I had crafted myself a broken cistern. I'd fill it up, but all my joy and peace and compassion still seeped through the crevices and cracks, until it was once again empty. I filled up my tank, only to get a mile down the road before I was out of gas again. I wasn't filling it with living water; I was filling it with muck, sludge, and junk. It was broken. I was broken.

I've learned I have more patience if I derive my patience from the crafter of Patience.

I've learned that if I want to feel peace, I need to experience Peace Incarnate.

I've learned that my tank stays full so much longer if I find my rest in the one who created Rest.

And by taking naps. Naps are really good for the soul.

When we offer our whole selves up to him and say, "Here God -- I'm broken and I'm struggling, but can you do a good work in me? Can you help me?" He won't forsake us. He will renew us, our hearts and our minds. It's not an instantaneous change, but He will honor that time we spend with him by chipping away at our jagged parts bit by bit, day by day, year by year, until one day we look up and realize we're smoother, gentler, kinder.

2 Corinthians 4:16-18 says, "Though outwardly we are wasting away, yet inwardly we are being renewed day by day. For our light and momentary troubles are achieving for us an eternal glory that far outweighs them all. So we fix our eyes not on what is seen, but on what is unseen, since what is seen is temporary, but what is unseen is eternal."

These hard seasons are refining us, preparing us not only for next season but for eternity.

Think back. We are better at this than we were five years ago. We are better at this than we were last season. We are better at this than we were yesterday. Because the Holy Spirit is constantly working in us, renewing us, cleansing us of all the ways we're getting it wrong.

It will get better, because we get better. Because God within us is making us better.

If my husband and I had stayed the same after that first season, we'd never have survived.

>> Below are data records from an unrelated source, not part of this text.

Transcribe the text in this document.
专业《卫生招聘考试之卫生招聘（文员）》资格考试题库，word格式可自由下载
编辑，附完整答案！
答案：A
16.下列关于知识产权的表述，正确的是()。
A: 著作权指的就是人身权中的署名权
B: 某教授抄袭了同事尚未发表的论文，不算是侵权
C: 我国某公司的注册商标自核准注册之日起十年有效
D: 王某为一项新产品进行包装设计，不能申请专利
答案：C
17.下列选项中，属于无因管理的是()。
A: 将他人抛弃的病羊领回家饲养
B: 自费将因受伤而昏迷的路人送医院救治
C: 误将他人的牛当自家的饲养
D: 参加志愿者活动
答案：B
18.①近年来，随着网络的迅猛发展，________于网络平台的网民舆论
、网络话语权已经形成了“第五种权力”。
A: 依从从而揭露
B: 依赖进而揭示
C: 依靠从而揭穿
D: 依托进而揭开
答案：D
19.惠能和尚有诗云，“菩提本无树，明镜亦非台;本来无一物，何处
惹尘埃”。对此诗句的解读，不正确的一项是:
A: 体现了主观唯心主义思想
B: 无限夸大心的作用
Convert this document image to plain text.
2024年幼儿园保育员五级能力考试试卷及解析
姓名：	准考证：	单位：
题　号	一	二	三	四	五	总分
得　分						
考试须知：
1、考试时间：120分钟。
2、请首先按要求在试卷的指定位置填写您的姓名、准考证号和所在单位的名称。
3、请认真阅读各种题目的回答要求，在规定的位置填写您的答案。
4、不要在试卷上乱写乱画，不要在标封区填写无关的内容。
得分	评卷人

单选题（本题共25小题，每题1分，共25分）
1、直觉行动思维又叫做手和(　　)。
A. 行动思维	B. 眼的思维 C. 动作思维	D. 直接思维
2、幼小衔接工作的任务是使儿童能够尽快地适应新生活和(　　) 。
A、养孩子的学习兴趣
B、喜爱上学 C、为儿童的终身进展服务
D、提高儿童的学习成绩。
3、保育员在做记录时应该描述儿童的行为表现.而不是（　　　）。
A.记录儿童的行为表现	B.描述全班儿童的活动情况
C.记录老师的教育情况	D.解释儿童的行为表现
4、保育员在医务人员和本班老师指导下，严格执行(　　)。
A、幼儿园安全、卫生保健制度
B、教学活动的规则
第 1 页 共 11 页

But somehow, I have more patience than I used to. Somehow, I smile and kiss him when he walks through the door, even if he's two hours later than expected. Somehow, his naps don't bother me anymore. And that's not because of me.

That's because God is a God of changed hearts, and hallelujah for that. Because football season is really long.

"Create in me a clean heart, O God. And renew a right spirit within in me."